I recommend that you use a different computer to download this tool because sometimes infected machines prohibit the download of Malware removal tools. Save it to an USB Memory Stick and transfer it to the infected machines.
Start your Web Browser and Google for Combofix and only download it from the www.bleepingcomputer.com website as shown in the screenshot below. It’s the first link in the search results.
Now you should see something like in the Screenshot below. Click on the blue box “Download Now @BleepingComputer”
Click on “Save File”
After the download is done start you Explorer by clicking on the icon shown below.
Navigate to your Downloads folder and double click on the Combofix tool as shown below.
For Security purposes Windows asks you if you like to “Run” the downloaded Software. Click on “Run”
Combofix starts with a disclaimer and you have to agree the disclaimer. Click on “I Agree”
After you agreed to the disclaimer the software will extract itself
Combofix looks for running AntiVirus Software like in my example.

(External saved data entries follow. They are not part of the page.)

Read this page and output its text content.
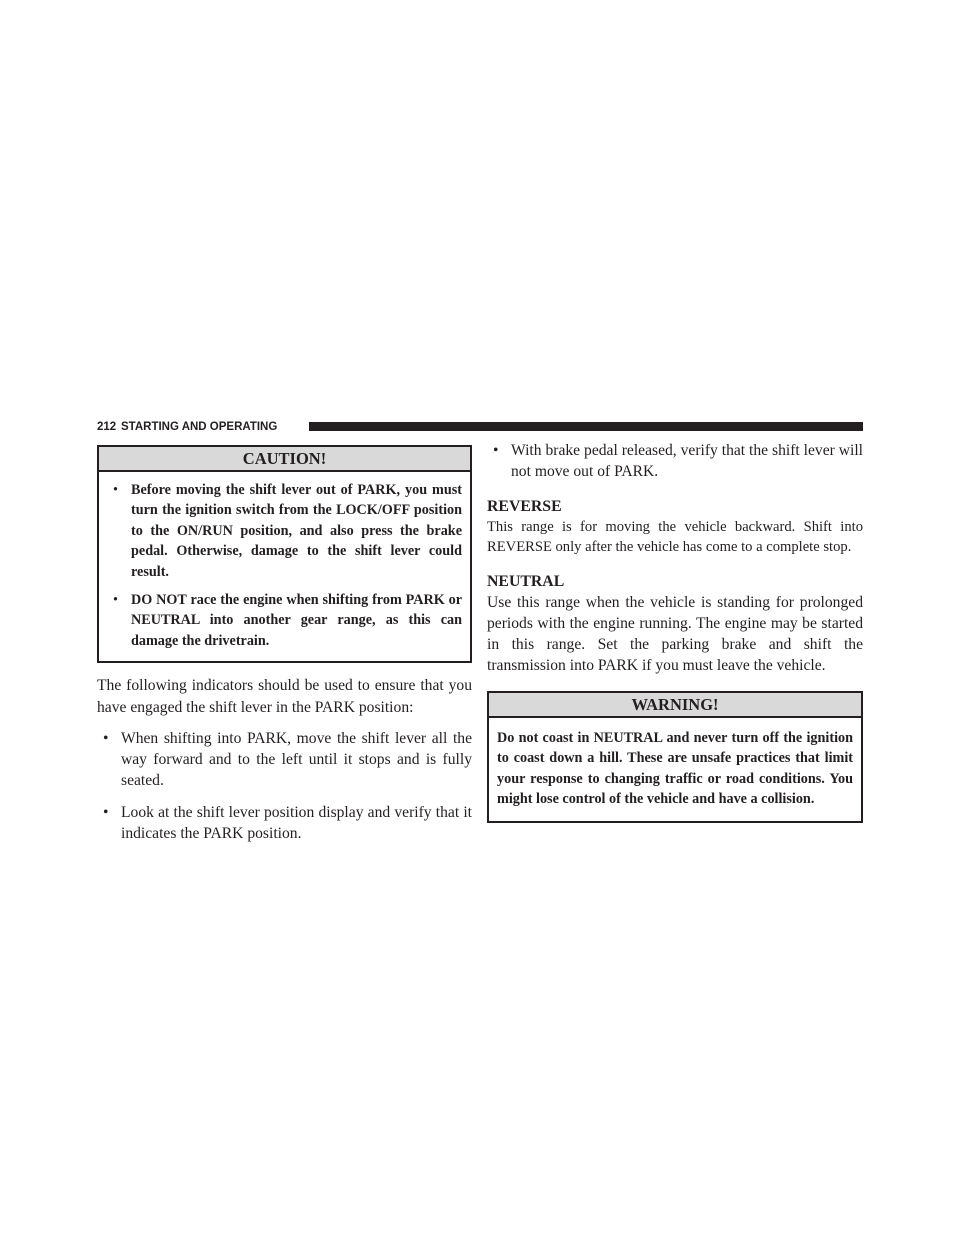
212 STARTING AND OPERATING
CAUTION!
• Before moving the shift lever out of PARK, you must turn the ignition switch from the LOCK/OFF position to the ON/RUN position, and also press the brake pedal. Otherwise, damage to the shift lever could result.
• DO NOT race the engine when shifting from PARK or NEUTRAL into another gear range, as this can damage the drivetrain.

The following indicators should be used to ensure that you have engaged the shift lever in the PARK position:

• When shifting into PARK, move the shift lever all the way forward and to the left until it stops and is fully seated.
• Look at the shift lever position display and verify that it indicates the PARK position.
• With brake pedal released, verify that the shift lever will not move out of PARK.
REVERSE

This range is for moving the vehicle backward. Shift into REVERSE only after the vehicle has come to a complete stop.

NEUTRAL

Use this range when the vehicle is standing for prolonged periods with the engine running. The engine may be started in this range. Set the parking brake and shift the transmission into PARK if you must leave the vehicle.

WARNING!
Do not coast in NEUTRAL and never turn off the ignition to coast down a hill. These are unsafe practices that limit your response to changing traffic or road conditions. You might lose control of the vehicle and have a collision.
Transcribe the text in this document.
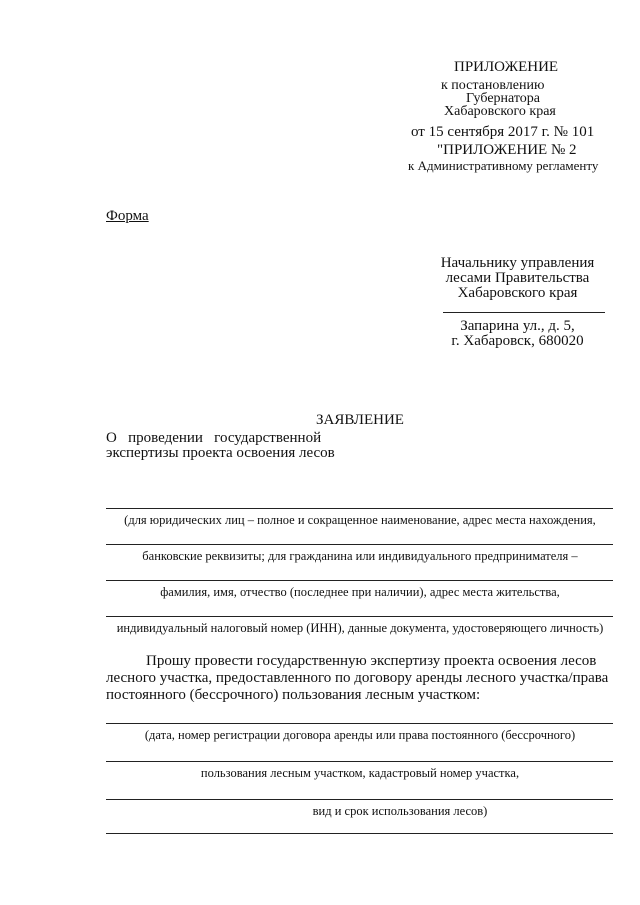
ПРИЛОЖЕНИЕ
к постановлению
Губернатора
Хабаровского края
от 15 сентября 2017 г. № 101
"ПРИЛОЖЕНИЕ № 2
к Административному регламенту
Форма
Начальнику управления
лесами Правительства
Хабаровского края
Запарина ул., д. 5,
г. Хабаровск, 680020
ЗАЯВЛЕНИЕ
О   проведении   государственной
экспертизы проекта освоения лесов
(для юридических лиц – полное и сокращенное наименование, адрес места нахождения,
банковские реквизиты; для гражданина или индивидуального предпринимателя –
фамилия, имя, отчество (последнее при наличии), адрес места жительства,
индивидуальный налоговый номер (ИНН), данные документа, удостоверяющего личность)
Прошу провести государственную экспертизу проекта освоения лесов
лесного участка, предоставленного по договору аренды лесного участка/права
постоянного (бессрочного) пользования лесным участком:
(дата, номер регистрации договора аренды или права постоянного (бессрочного)
пользования лесным участком, кадастровый номер участка,
вид и срок использования лесов)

Some AntiVirus Software cannot be turned off and in that case you just ignore the warning but if you are able to turn it off I highly recommend that you do so. Click on OK
The warning will appears again if you ignored the previous warning. Click on OK again
After the warning Combofix starts to get ready
Combofix informs you that scans may take usually no longer than 10 minutes but on heavily infected machines it might easily double the time. In my experience it will take way longer than that.
The entire scan process will go through 50 Stages.
After going through all 50 Stages Combofix will start removing infected Files and Folders
As soon as deleting the files is done Combofix generates a report.